About 13,000 investors owed around $400 million in one of the country's largest finance company collapses will get a small payout next month.
John Fisk, Strategic Finance receiver, has just issued an update on the business, saying he hopes to make a distribution as soon as he gets money from property sales.
"Based on the number of properties under contract and subject to those sales settling, we expect that a further distribution is likely to be made in April," he told investors.
So far, secured debenture holders have received 7c in the dollar, equating to $26 million.
Many investors were elderly people, whose life savings were lost in the collapse of the Princes Wharf-based businesses headed by rugby legend Jock Hobbs, alongside Marc Lindale and Kerry Finnigan. Strategic ceased trading in March 2010.
Since then, about $94 million had been recovered from borrowers who got money from various Strategic entities, Fisk indicated.
But only $32 million went directly to Strategic "with the balance being paid to prior ranking security holders and to cover direct sale costs".
The level of recovery was lower in the past four months "due to the Christmas period".
Property in Fiji was sold, with funds payable over a period.
"In this case Strategic did not hold a first ranking mortgage and did not have control of the sales process.

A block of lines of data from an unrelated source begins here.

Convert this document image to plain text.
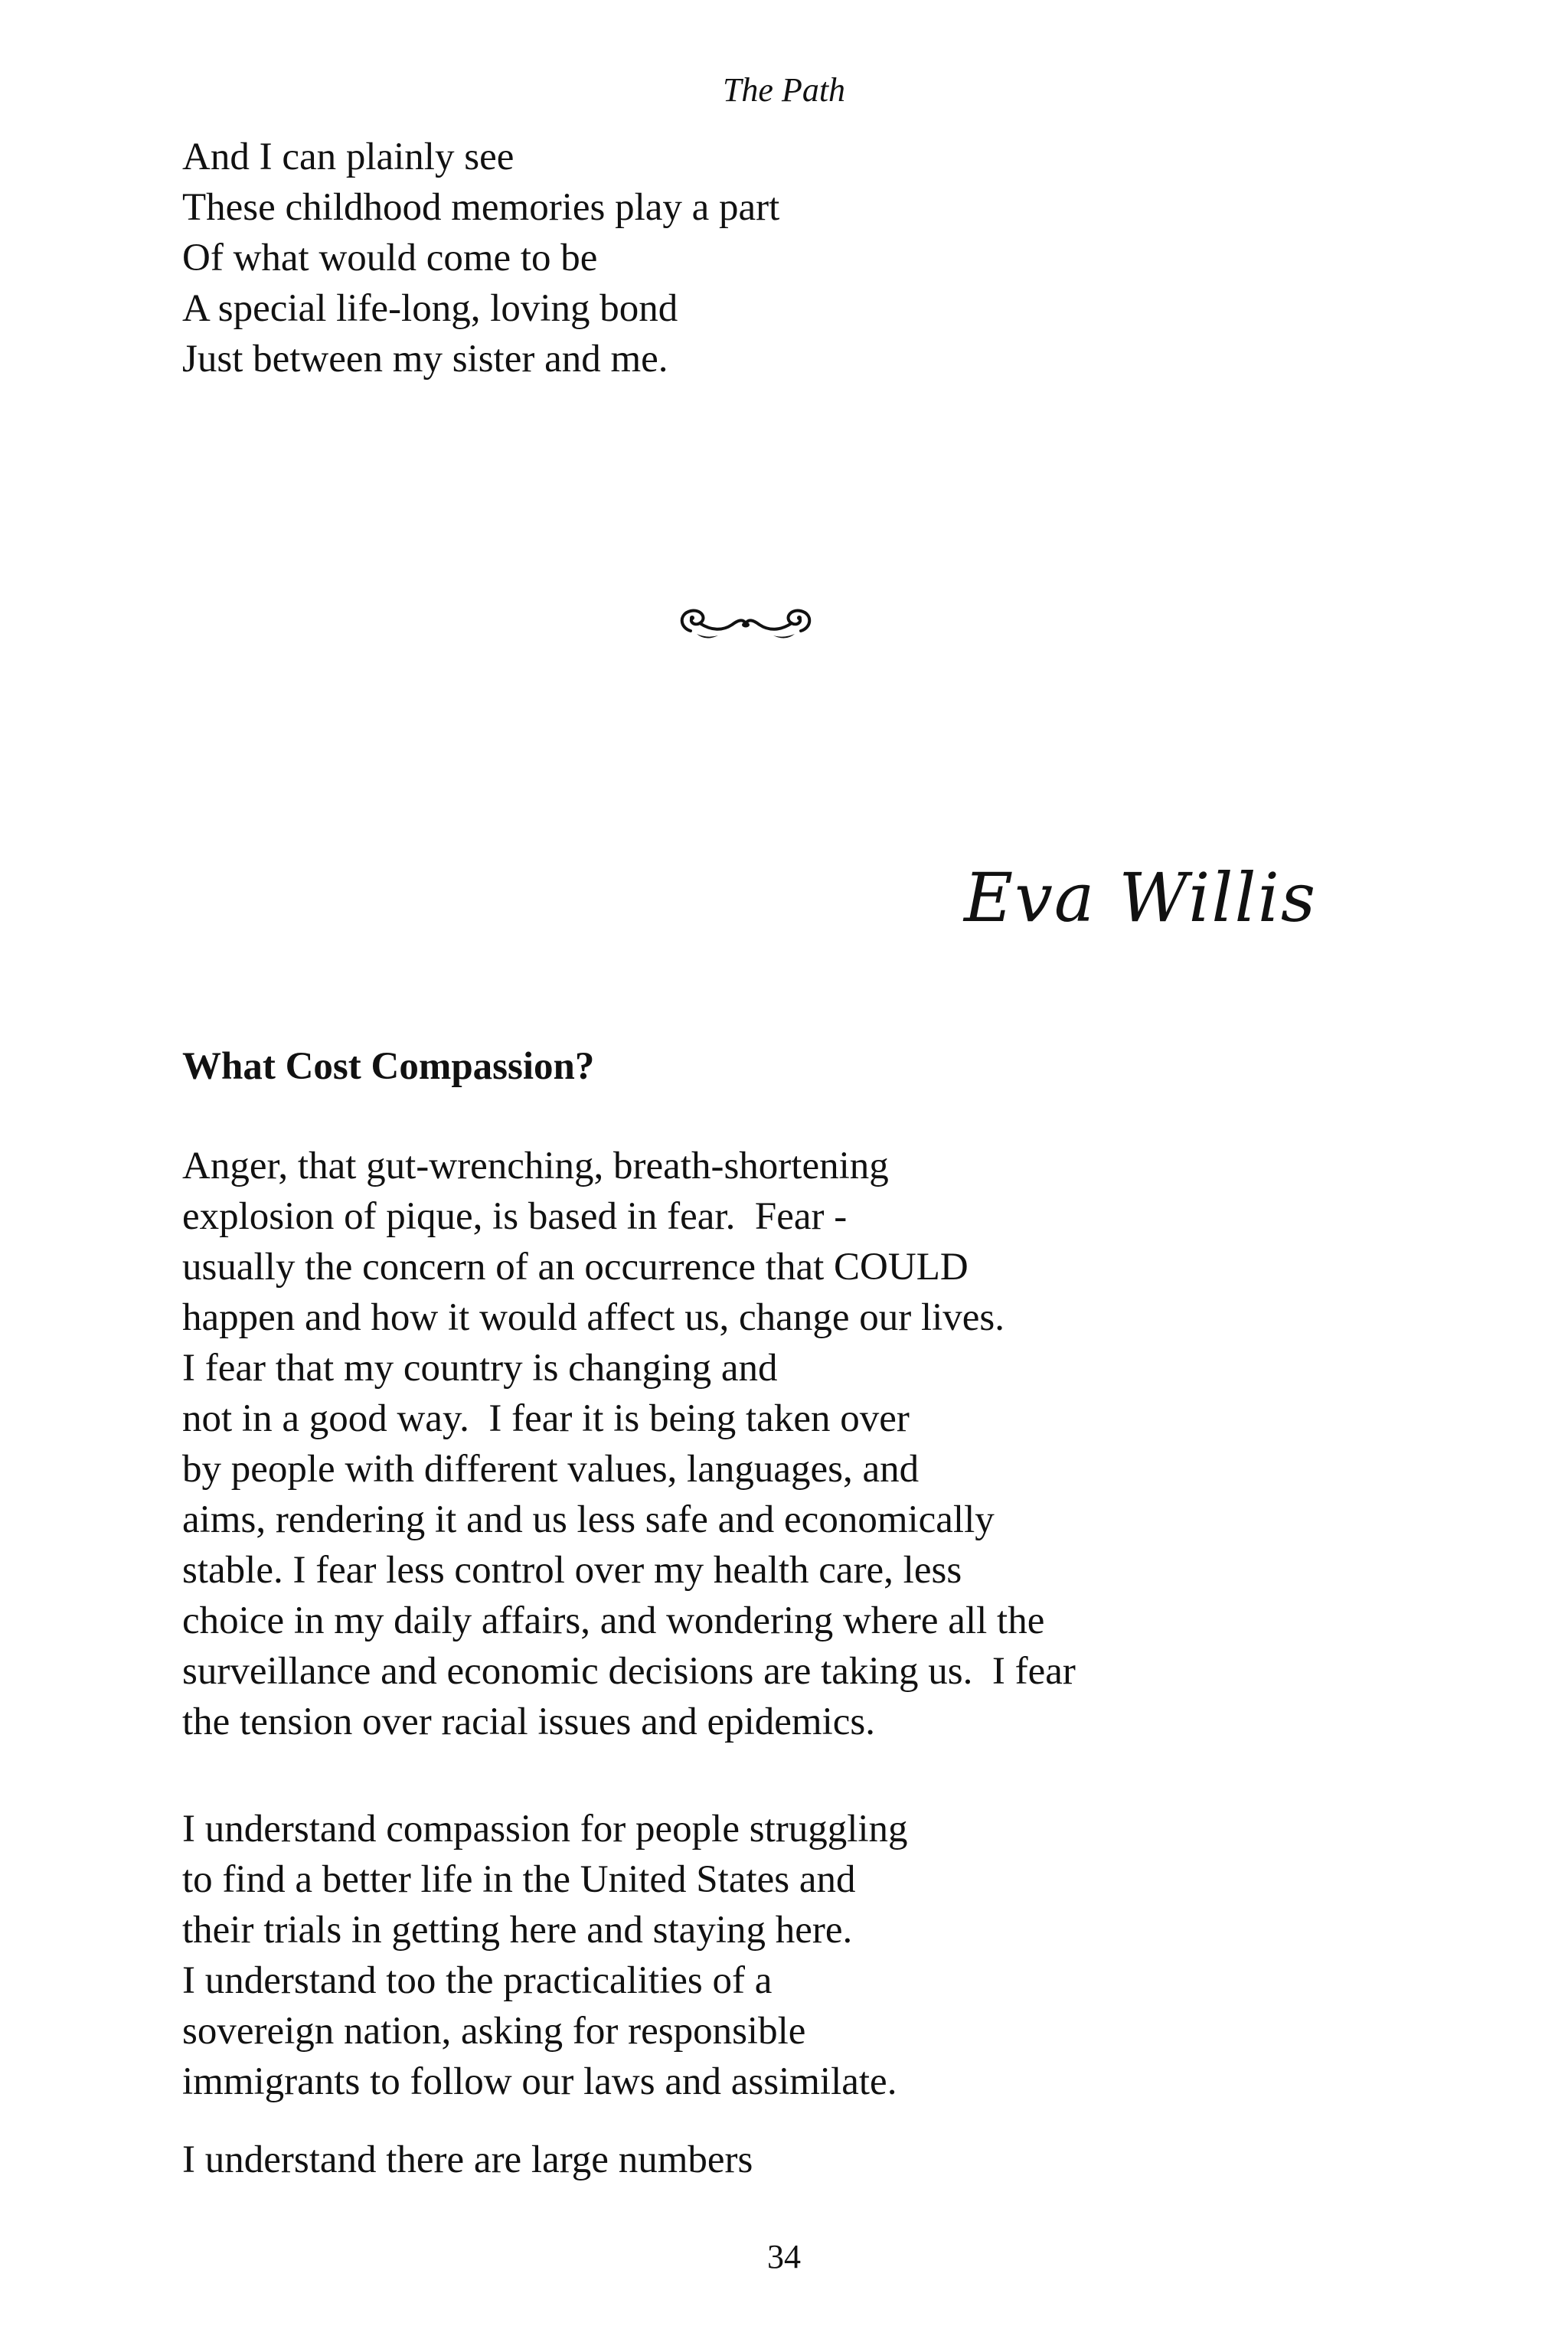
The Path
And I can plainly see
These childhood memories play a part
Of what would come to be
A special life-long, loving bond
Just between my sister and me.
Eva Willis
What Cost Compassion?
Anger, that gut-wrenching, breath-shortening
explosion of pique, is based in fear.  Fear -
usually the concern of an occurrence that COULD
happen and how it would affect us, change our lives.
I fear that my country is changing and
not in a good way.  I fear it is being taken over
by people with different values, languages, and
aims, rendering it and us less safe and economically
stable. I fear less control over my health care, less
choice in my daily affairs, and wondering where all the
surveillance and economic decisions are taking us.  I fear
the tension over racial issues and epidemics.
I understand compassion for people struggling
to find a better life in the United States and
their trials in getting here and staying here.
I understand too the practicalities of a
sovereign nation, asking for responsible
immigrants to follow our laws and assimilate.
I understand there are large numbers
34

The amount payable to Strategic provides a better outcome than if Strategic had not agreed to the sale," Fisk said.
Strategic money helped to fund Neville Mahon's Fiji Beach Resort & Spa managed by Hilton.
The financier was behind several Pacific properties, including three Rarotonga resorts.

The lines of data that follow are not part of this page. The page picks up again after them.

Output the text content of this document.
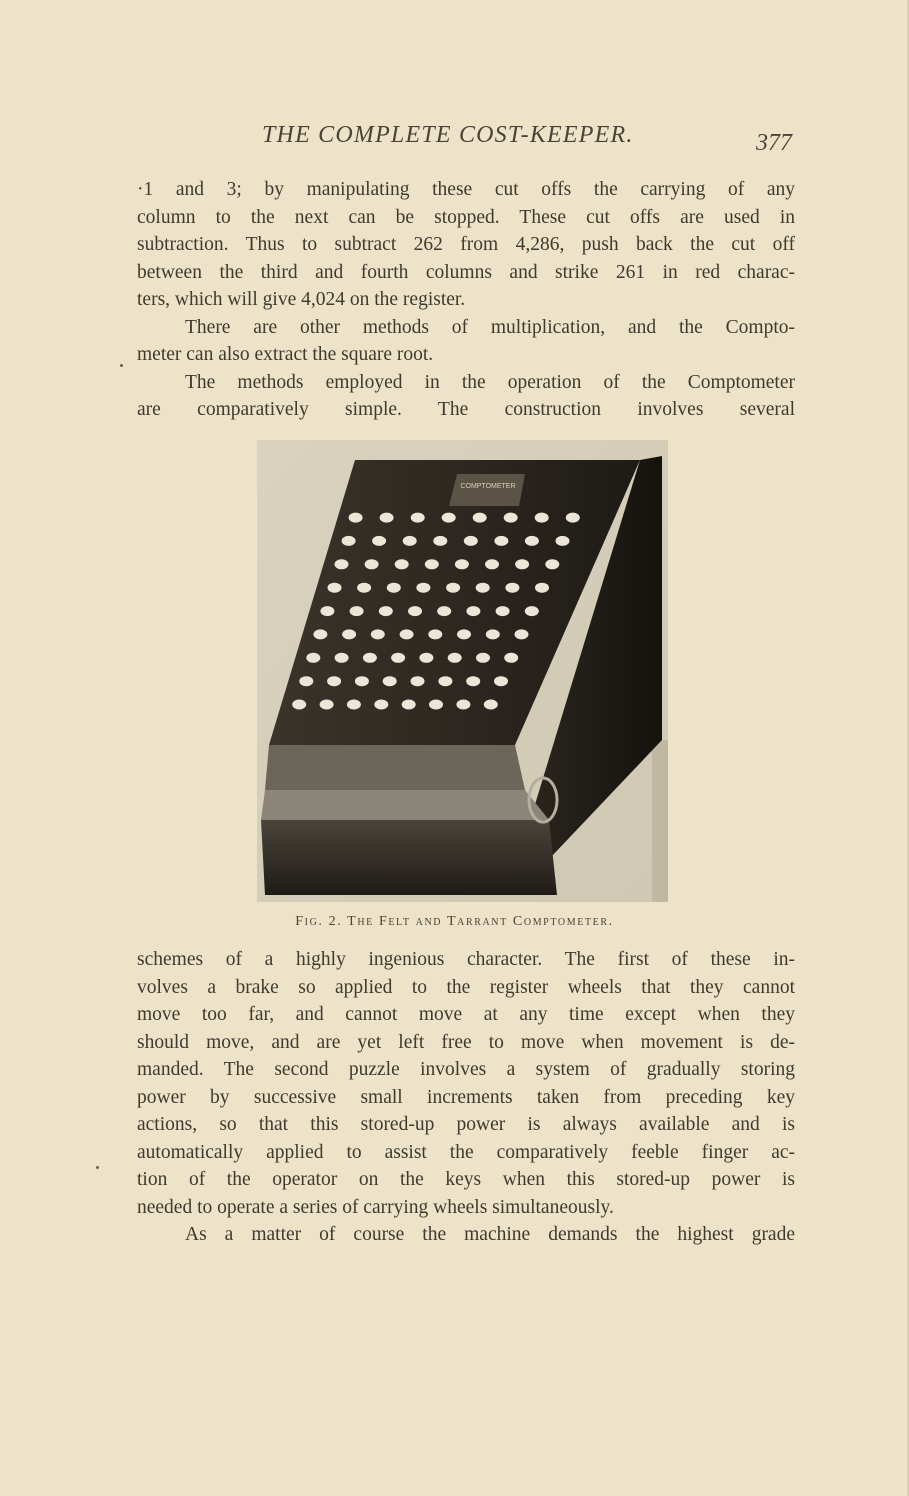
THE COMPLETE COST-KEEPER.	377
·1 and 3; by manipulating these cut offs the carrying of any
column to the next can be stopped. These cut offs are used in
subtraction. Thus to subtract 262 from 4,286, push back the cut off
between the third and fourth columns and strike 261 in red charac-
ters, which will give 4,024 on the register.
There are other methods of multiplication, and the Compto-
meter can also extract the square root.
The methods employed in the operation of the Comptometer
are comparatively simple. The construction involves several
COMPTOMETER
Fig. 2. The Felt and Tarrant Comptometer.
schemes of a highly ingenious character. The first of these in-
volves a brake so applied to the register wheels that they cannot
move too far, and cannot move at any time except when they
should move, and are yet left free to move when movement is de-
manded. The second puzzle involves a system of gradually storing
power by successive small increments taken from preceding key
actions, so that this stored-up power is always available and is
automatically applied to assist the comparatively feeble finger ac-
tion of the operator on the keys when this stored-up power is
needed to operate a series of carrying wheels simultaneously.
As a matter of course the machine demands the highest grade
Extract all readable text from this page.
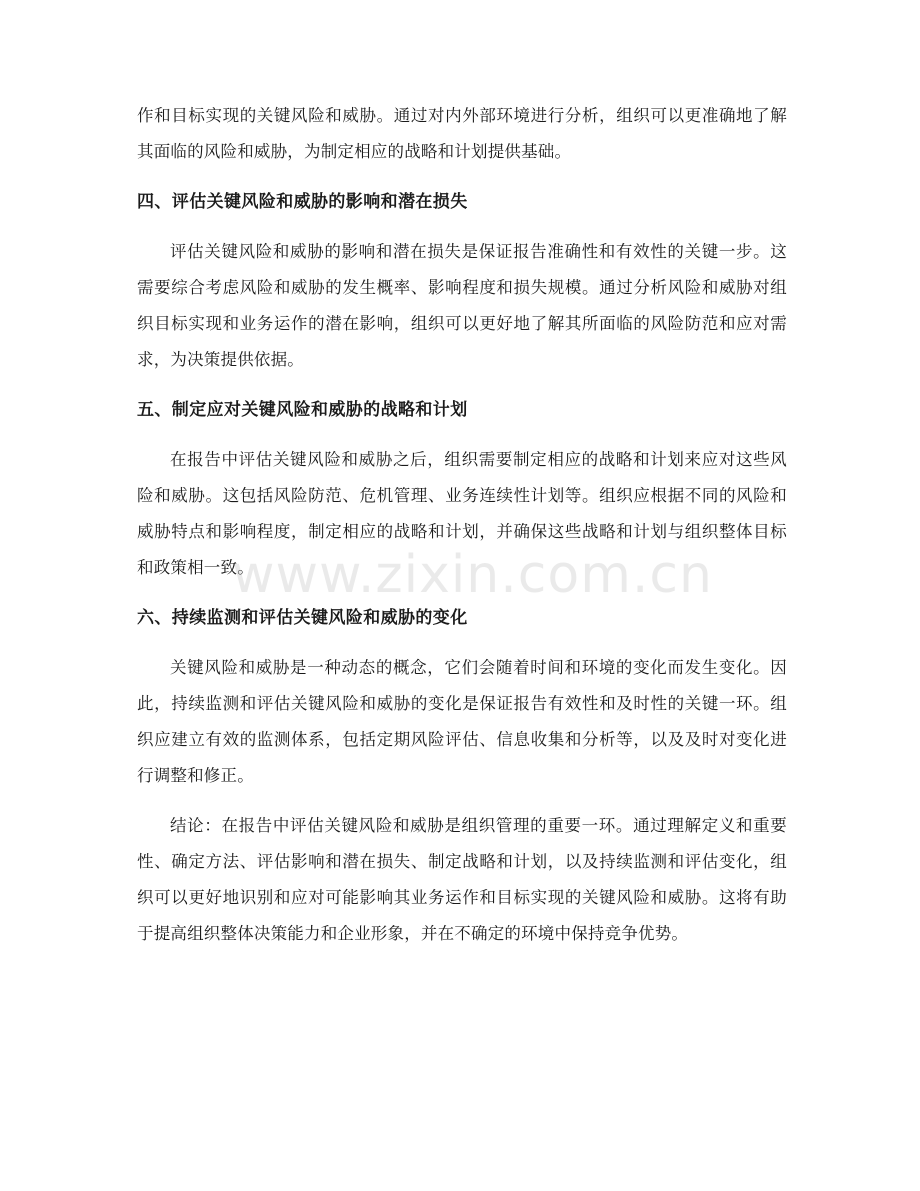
作和目标实现的关键风险和威胁。通过对内外部环境进行分析，组织可以更准确地了解其面临的风险和威胁，为制定相应的战略和计划提供基础。

四、评估关键风险和威胁的影响和潜在损失

评估关键风险和威胁的影响和潜在损失是保证报告准确性和有效性的关键一步。这需要综合考虑风险和威胁的发生概率、影响程度和损失规模。通过分析风险和威胁对组织目标实现和业务运作的潜在影响，组织可以更好地了解其所面临的风险防范和应对需求，为决策提供依据。

五、制定应对关键风险和威胁的战略和计划

在报告中评估关键风险和威胁之后，组织需要制定相应的战略和计划来应对这些风险和威胁。这包括风险防范、危机管理、业务连续性计划等。组织应根据不同的风险和威胁特点和影响程度，制定相应的战略和计划，并确保这些战略和计划与组织整体目标和政策相一致。

六、持续监测和评估关键风险和威胁的变化

关键风险和威胁是一种动态的概念，它们会随着时间和环境的变化而发生变化。因此，持续监测和评估关键风险和威胁的变化是保证报告有效性和及时性的关键一环。组织应建立有效的监测体系，包括定期风险评估、信息收集和分析等，以及及时对变化进行调整和修正。

结论：在报告中评估关键风险和威胁是组织管理的重要一环。通过理解定义和重要性、确定方法、评估影响和潜在损失、制定战略和计划，以及持续监测和评估变化，组织可以更好地识别和应对可能影响其业务运作和目标实现的关键风险和威胁。这将有助于提高组织整体决策能力和企业形象，并在不确定的环境中保持竞争优势。

www.zixin.com.cn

"Two resorts in Rarotonga are now subject to unconditional contracts and we are awaiting the necessary regulatory approvals so these sales can settle. We estimate that settlement will occur in April," Fisk said in the latest update.

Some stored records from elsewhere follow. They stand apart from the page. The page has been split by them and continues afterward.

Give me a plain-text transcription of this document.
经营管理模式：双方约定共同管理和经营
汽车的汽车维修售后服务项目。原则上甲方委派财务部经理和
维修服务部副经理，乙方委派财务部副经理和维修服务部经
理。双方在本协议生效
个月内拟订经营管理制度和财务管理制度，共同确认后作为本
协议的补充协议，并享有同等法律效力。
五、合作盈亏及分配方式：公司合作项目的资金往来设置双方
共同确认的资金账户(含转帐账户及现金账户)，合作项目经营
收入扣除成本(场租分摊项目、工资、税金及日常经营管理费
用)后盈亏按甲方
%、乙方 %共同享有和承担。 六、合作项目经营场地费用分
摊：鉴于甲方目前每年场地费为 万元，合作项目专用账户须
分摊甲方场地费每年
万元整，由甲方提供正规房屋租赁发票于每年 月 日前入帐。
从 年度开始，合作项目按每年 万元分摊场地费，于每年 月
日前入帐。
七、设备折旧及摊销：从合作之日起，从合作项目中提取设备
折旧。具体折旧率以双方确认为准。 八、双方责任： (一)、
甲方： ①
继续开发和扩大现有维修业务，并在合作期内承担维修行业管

Fisk predicted investors would get 12 per cent to 26 per cent of their outstanding principal back.
The Financial Markets Authority indicated late last year that it would announce what action, if any, it might take against those behind Strategic.
Options ranged from laying charges - as with Hanover, South Canterbury Finance and others - or ceasing its involvement without any action.
Fisk said PwC had co-operated in full with the FMA over Strategic.
"We had interviews with the FMA and provided them with documents they requested," he said.
An FMA spokesman said this week that the Strategic probe was not completed.